Metadata-Version: 2.1
Name: MutationChecker
Version: 0.1.7
Summary: Package for the computation of distances from a residue to the catalytic active residues.
Home-page: UNKNOWN
Author: RMolina
Author-email: ruben.molina-fernandez@upf.edu
License: UNKNOWN
Platform: UNKNOWN
Classifier: Programming Language :: Python :: 3
Classifier: Programming Language :: Python :: 3.6
Classifier: Programming Language :: Python :: 3.7
Classifier: Programming Language :: Python :: 3.8
Description-Content-Type: text/markdown

# Mutation_Checker

Python package for checking the distance of a mutation from an active center of a protein.

## Installation

Run the following to install:

```python
pip3 install MutationChecker
```

## Usage

This package consists of several modules: MAPPER, EMBL, PROSITE and STRUCTURE. Each one has it's own methods.

## MAPPER MODULE

The mapper module consist of 3 functions. GeneToUniprot, GeneToPDB and GeneToFasta. These functions are
used for converting identifiers between main databases.

### GeneToUniprot
This function takes the name of a gene and maps it into a Uniprot Reviewed ID. By default uses the human
specie. 

@ input - gene (str) Name of Gene
@ input - specie (str) Name of the Specie. Default: Human
@ output - Uniprot ID (str) - Uniprot ID Code

Example: Generate info for EIF2B5 gene

```python
from MutationChecker.mapper import GeneToUniprot
GeneToUniprot("EIF2B5")
```

### GeneToPDB

This function takes the name of a gene and maps it into a list of PDB id's
By default uses the human specie. 

@ input - gene (str) Name of Gene
@ input - specie (str) Name of the Specie.
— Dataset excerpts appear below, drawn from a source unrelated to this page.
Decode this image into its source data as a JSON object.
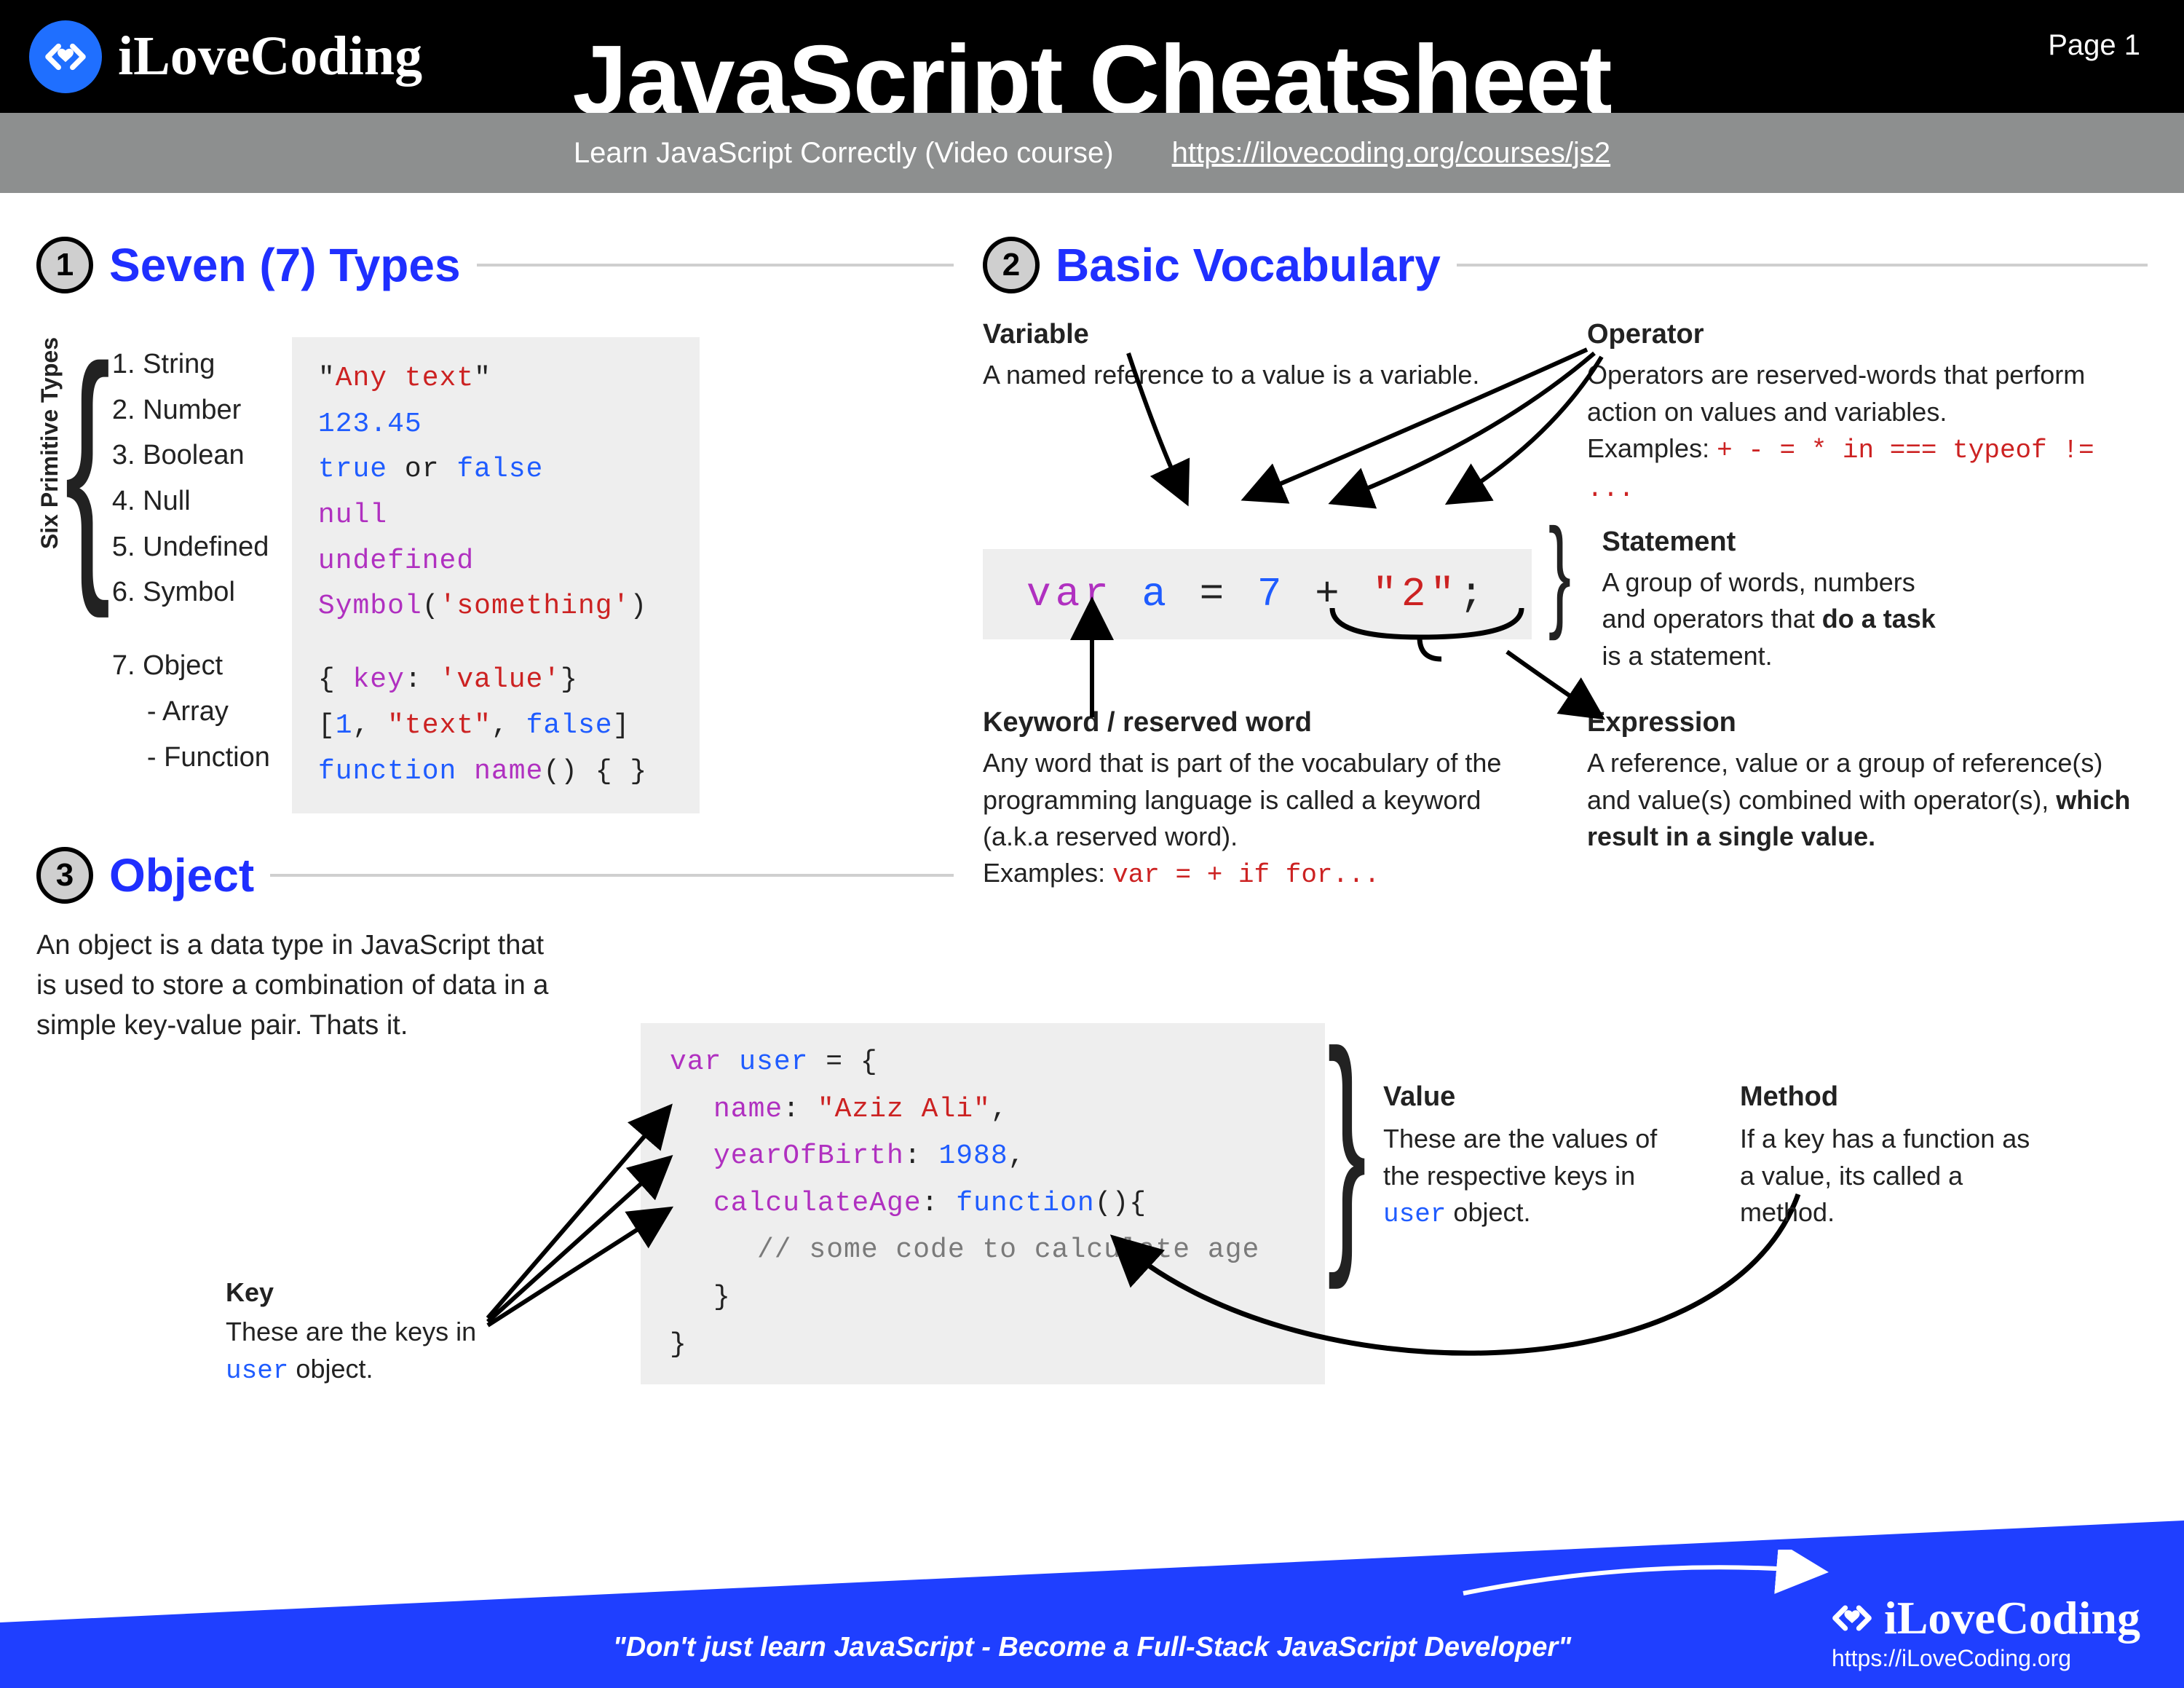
{
  "header": {
    "brand": "iLoveCoding",
    "title": "JavaScript Cheatsheet",
    "page": "Page 1",
    "subtitle": "Learn JavaScript Correctly (Video course)",
    "link": "https://ilovecoding.org/courses/js2"
  },
  "sec1": {
    "num": "1",
    "title": "Seven (7) Types",
    "primitive_label": "Six Primitive Types",
    "items": {
      "i1": "1.  String",
      "i2": "2.  Number",
      "i3": "3.  Boolean",
      "i4": "4.  Null",
      "i5": "5.  Undefined",
      "i6": "6.  Symbol",
      "i7": "7.  Object",
      "i7a": "-  Array",
      "i7b": "-  Function"
    },
    "code": {
      "c1a": "\"",
      "c1b": "Any text",
      "c1c": "\"",
      "c2": "123.45",
      "c3a": "true",
      "c3b": "or",
      "c3c": "false",
      "c4": "null",
      "c5": "undefined",
      "c6a": "Symbol",
      "c6b": "(",
      "c6c": "'something'",
      "c6d": ")",
      "c7a": "{ ",
      "c7b": "key",
      "c7c": ": ",
      "c7d": "'value'",
      "c7e": "}",
      "c8a": "[",
      "c8b": "1",
      "c8c": ", ",
      "c8d": "\"text\"",
      "c8e": ", ",
      "c8f": "false",
      "c8g": "]",
      "c9a": "function ",
      "c9b": "name",
      "c9c": "() { }"
    }
  },
  "sec2": {
    "num": "2",
    "title": "Basic Vocabulary",
    "variable": {
      "h": "Variable",
      "t": "A named reference to a value is a variable."
    },
    "operator": {
      "h": "Operator",
      "t": "Operators are reserved-words that perform action on values and variables.",
      "ex_label": "Examples: ",
      "ex_ops": "+ - = * in === typeof != ..."
    },
    "code": {
      "p1": "var ",
      "p2": "a ",
      "p3": "= ",
      "p4": "7 ",
      "p5": "+ ",
      "p6": "\"2\"",
      "p7": ";"
    },
    "statement": {
      "h": "Statement",
      "t1": "A group of words, numbers and operators that ",
      "t2": "do a task",
      "t3": " is a statement."
    },
    "keyword": {
      "h": "Keyword / reserved word",
      "t": "Any word that is part of the vocabulary of the programming language is called a keyword (a.k.a reserved word).",
      "ex_label": "Examples: ",
      "ex_ops": "var = + if for..."
    },
    "expression": {
      "h": "Expression",
      "t1": "A reference, value or a group of reference(s) and value(s) combined with operator(s), ",
      "t2": "which result in a single value."
    }
  },
  "sec3": {
    "num": "3",
    "title": "Object",
    "desc": "An object is a data type in JavaScript that is used to store a combination of data in a simple key-value pair. Thats it.",
    "code": {
      "l1a": "var ",
      "l1b": "user ",
      "l1c": "= {",
      "l2a": "name",
      "l2b": ": ",
      "l2c": "\"Aziz Ali\"",
      "l2d": ",",
      "l3a": "yearOfBirth",
      "l3b": ": ",
      "l3c": "1988",
      "l3d": ",",
      "l4a": "calculateAge",
      "l4b": ": ",
      "l4c": "function",
      "l4d": "(){",
      "l5": "// some code to calculate age",
      "l6": "}",
      "l7": "}"
    },
    "key_call": {
      "h": "Key",
      "t1": "These are the keys in ",
      "t2": "user",
      "t3": " object."
    },
    "value_call": {
      "h": "Value",
      "t1": "These are the values of the respective keys in ",
      "t2": "user",
      "t3": " object."
    },
    "method_call": {
      "h": "Method",
      "t": "If a key has a function as a value, its called a method."
    }
  },
  "footer": {
    "quote": "\"Don't just learn JavaScript - Become a Full-Stack JavaScript Developer\"",
    "brand": "iLoveCoding",
    "url": "https://iLoveCoding.org"
  }
}
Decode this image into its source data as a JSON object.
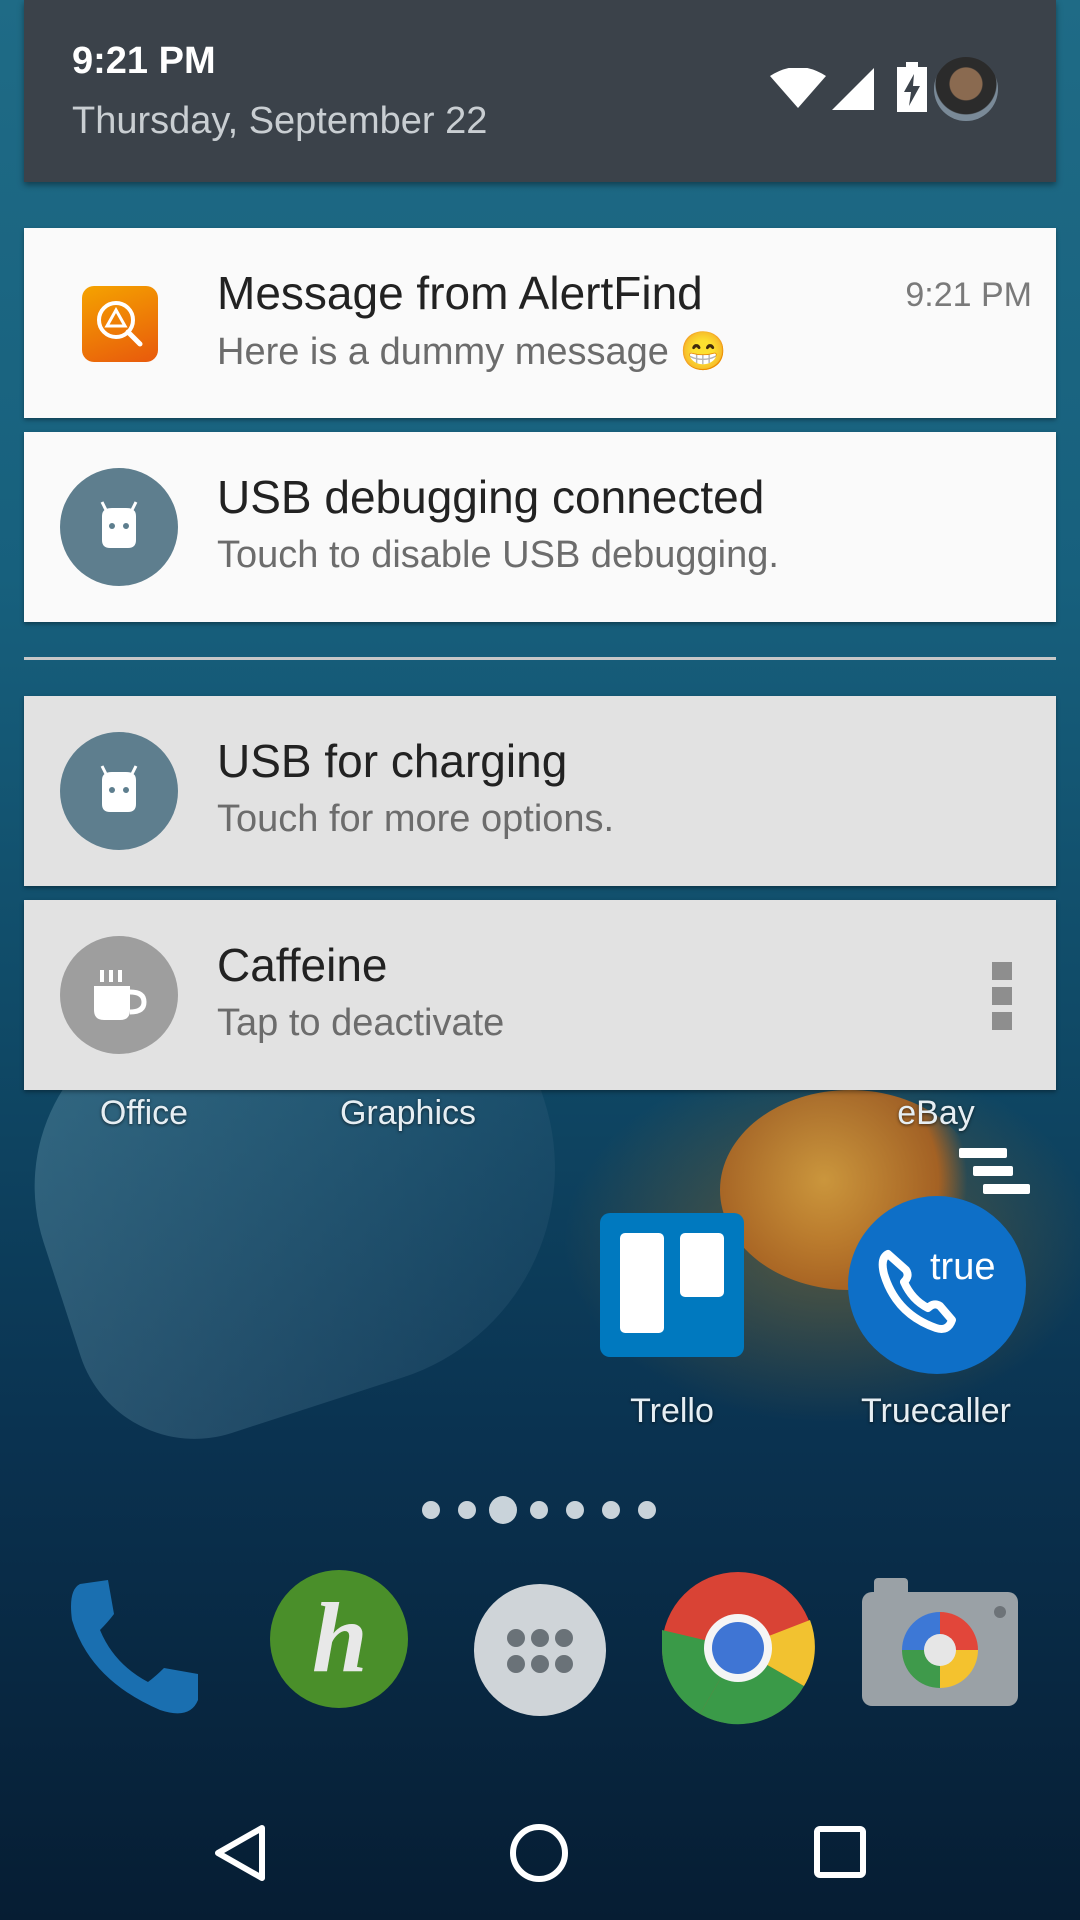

Default: Human
@ output - PDB ID (list of str) - PDB ID Codes

Example: Generate PDB Code for EIF2B5 gene

```python
from MutationChecker.mapper import GeneToPDBMapper
GeneToPDB("EIF2B5")
```

### GeneToFasta

This function takes the name of a gene, and extract its sequence from Uniprot.

@ input - gene (str) Name of Gene
@ input - specie (str) Name of the Specie. Default: Human
@ output - Uniprot Fasta (str)

Example: Generate Fasta for EIF2B5 gene

```python
from MutationChecker.mapper import GeneToFasta
GeneToFasta("EIF2B5")
```

## STRUCTURE MODULE

This module contains methods related to computations of the PDB structure file of a protein. 

### DownloadPDB

This function takes a list of str (or one str) of PDB Codes and downloads the file into the working folder.
It accepts a list of PDB to download the longest PDB structure.. 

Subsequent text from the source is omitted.